You'd probably recognize the brand by its high-pitched harmonica intro, or the iconic image of a man in a cowboy hat smiling like he doesn't have a care in the world, but Jimmy Dean didn't set out to be known solely by his breakfast foods. The sausage mogul was perhaps most well known for his country music and TV show appearances, as well as being a Billboard chart home-runner and face in the Country Music Hall of Fame, long before he stepped into the breakfast world. All it took for Dean to start his new business venture in the '60s was one unfortunate experience at a local diner, and suddenly he had a point to prove.

According to Dean, "I was having breakfast at a little old diner in Plainview — sausages and eggs," he told the Richmond-Times Dispatch, as reported by the Los Angeles Times, "and [I] reached up and plucked a [large] piece of gristle out of my teeth." From that moment on, Dean set about making a better-quality and better-tasting breakfast sausage, telling his brother, "There has got to be room in this country for a good quality sausage," according to the Jimmy Dean website.

He officially founded the Jimmy Dean Meat Company in 1969, and began selling sausages and other breakfast items with great success. As a matter of fact, we have mostly high praise for 11 Jimmy Dean frozen breakfast foods that we ranked, even if there is one Jimmy Dean sausage variety you might want to think about twice before buying.

Jimmy Dean's upbringing helped shape his breakfast empire

Jimmy Dean was raised on a farm surrounded by animals such as pigs and cows, and was notoriously a morning person. Born in Plainview, Texas, he grew up making fresh sausages with his grandfather in the kitchen, which is where the Jimmy Dean sausage recipe eventually originated. When Dean created the brand, he was so confident in the quality that he starred in all of its advertising and commercials, often spouting quotes such as "Get yourself a large chunk of that good morning feeling!" in his Southern-twang of an accent, further contributing to the legend of the brand. 
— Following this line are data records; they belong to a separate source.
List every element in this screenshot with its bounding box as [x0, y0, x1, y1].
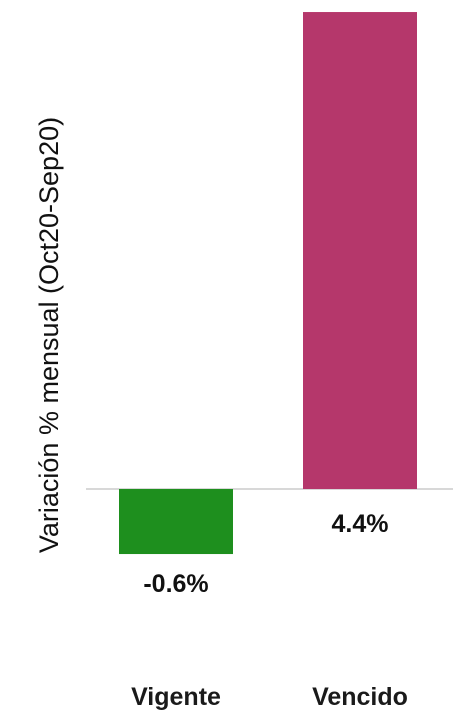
y-axis-label: Variación % mensual (Oct20-Sep20) — [34, 117, 64, 553]
bar-vigente — [119, 489, 233, 555]
data-label-vigente: -0.6% — [143, 570, 208, 598]
bar-vencido — [303, 12, 417, 489]
data-label-vencido: 4.4% — [332, 510, 389, 538]
category-label-vigente: Vigente — [131, 683, 221, 711]
category-label-vencido: Vencido — [312, 683, 408, 711]
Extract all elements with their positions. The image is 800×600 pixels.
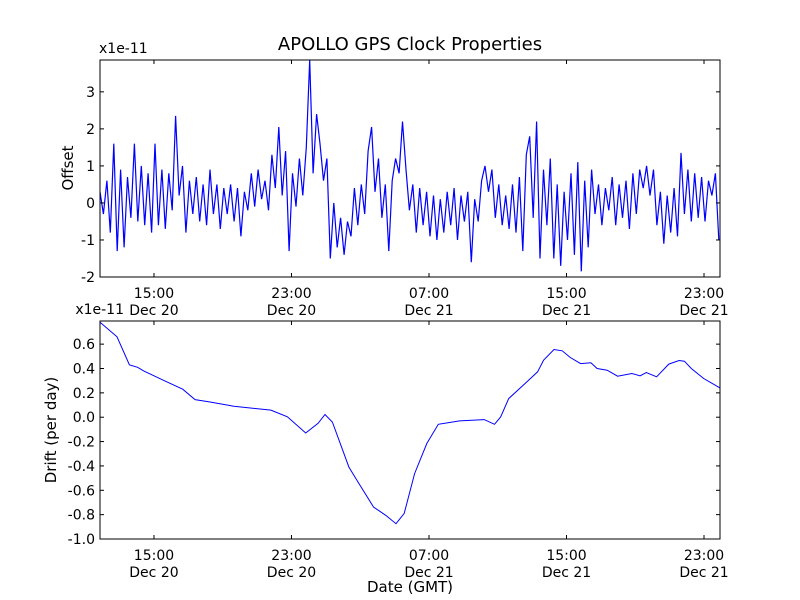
y-tick-label: -1.0 — [68, 532, 95, 548]
x-tick-label-time: 23:00 — [271, 548, 311, 564]
y-tick-label: -0.6 — [68, 483, 95, 499]
y-tick-label: -2 — [81, 270, 95, 286]
y-tick-label: -0.4 — [68, 459, 95, 475]
y-offset-text: x1e-11 — [99, 41, 148, 57]
y-tick-label: -0.8 — [68, 508, 95, 524]
x-tick-label-time: 15:00 — [546, 548, 586, 564]
x-tick-label-date: Dec 21 — [542, 303, 591, 319]
x-tick-label-time: 15:00 — [546, 286, 586, 302]
chart-title: APOLLO GPS Clock Properties — [278, 34, 542, 55]
x-tick-label-time: 07:00 — [409, 286, 449, 302]
x-tick-label-date: Dec 20 — [129, 303, 178, 319]
x-tick-label-time: 15:00 — [134, 548, 174, 564]
offset-series-line — [100, 60, 720, 272]
drift-y-axis-label: Drift (per day) — [42, 377, 60, 484]
y-tick-label: -0.2 — [68, 435, 95, 451]
y-tick-label: 0.6 — [73, 337, 95, 353]
x-tick-label-time: 15:00 — [134, 286, 174, 302]
y-tick-label: 0 — [86, 196, 95, 212]
x-tick-label-date: Dec 20 — [129, 565, 178, 581]
offset-y-axis-label: Offset — [59, 145, 77, 190]
x-tick-label-time: 23:00 — [684, 286, 724, 302]
x-tick-label-time: 07:00 — [409, 548, 449, 564]
x-tick-label-date: Dec 21 — [679, 565, 728, 581]
x-tick-label-date: Dec 20 — [267, 303, 316, 319]
plot-frame — [99, 59, 721, 278]
y-tick-label: 2 — [86, 122, 95, 138]
x-tick-label-time: 23:00 — [271, 286, 311, 302]
drift-series-line — [100, 321, 720, 525]
x-tick-label-time: 23:00 — [684, 548, 724, 564]
y-tick-label: 0.4 — [73, 361, 95, 377]
x-tick-label-date: Dec 21 — [404, 303, 453, 319]
y-offset-text: x1e-11 — [75, 302, 124, 318]
plot-frame — [99, 320, 721, 540]
x-tick-label-date: Dec 20 — [267, 565, 316, 581]
x-tick-label-date: Dec 21 — [542, 565, 591, 581]
y-tick-label: 0.2 — [73, 386, 95, 402]
x-tick-label-date: Dec 21 — [404, 565, 453, 581]
y-tick-label: 3 — [86, 85, 95, 101]
y-tick-label: 1 — [86, 159, 95, 175]
x-tick-label-date: Dec 21 — [679, 303, 728, 319]
y-tick-label: 0.0 — [73, 410, 95, 426]
x-axis-label: Date (GMT) — [367, 578, 453, 596]
y-tick-label: -1 — [81, 233, 95, 249]
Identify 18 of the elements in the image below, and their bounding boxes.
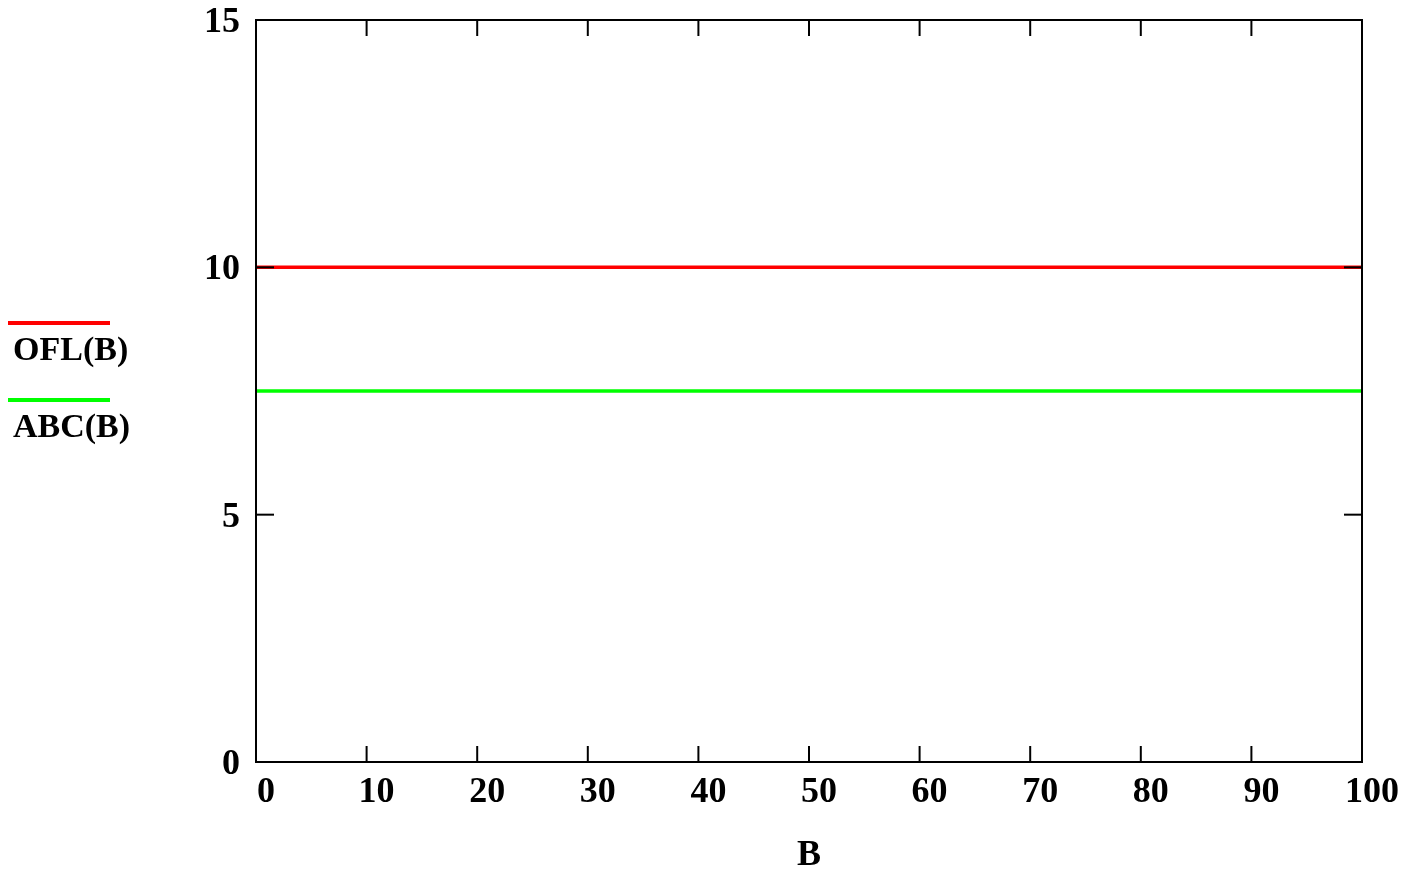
x-tick-label: 30: [579, 770, 616, 810]
legend-label: ABC(B): [13, 407, 131, 445]
y-tick-label: 15: [204, 0, 240, 40]
x-tick-label: 60: [911, 770, 948, 810]
y-tick-label: 5: [222, 494, 240, 535]
x-tick-label: 80: [1132, 770, 1169, 810]
x-tick-label: 50: [801, 770, 837, 810]
x-tick-label: 100: [1345, 770, 1399, 810]
x-axis-title: B: [796, 833, 822, 870]
y-tick-label: 10: [204, 247, 240, 288]
x-tick-label: 0: [257, 770, 275, 810]
y-tick-label: 0: [222, 742, 240, 782]
x-tick-label: 90: [1243, 770, 1280, 810]
x-tick-label: 20: [469, 770, 506, 810]
x-tick-label: 40: [690, 770, 727, 810]
x-tick-label: 10: [358, 770, 395, 810]
x-tick-label: 70: [1022, 770, 1059, 810]
legend-label: OFL(B): [13, 330, 129, 368]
Dean eventually sold the brand to Consolidated Foods, which later became Sara Lee, in 1984, but stayed on as the brand's face for another twenty years, until he was supposedly dropped from the brand entirely. Sara Lee eventually divested several of its North American brands to its sub-brand, the Hillshire Brands Co., in 2012, where it remained for only two years before merging with Tyson Foods, which still owns the brand today (here are 11 other food brands Tyson owns). Jimmy Dean's breakfast sausages and other foods from bacon to biscuit sandwiches are still sold all over the country, even if the whole thing started just because Dean wanted to prove a point.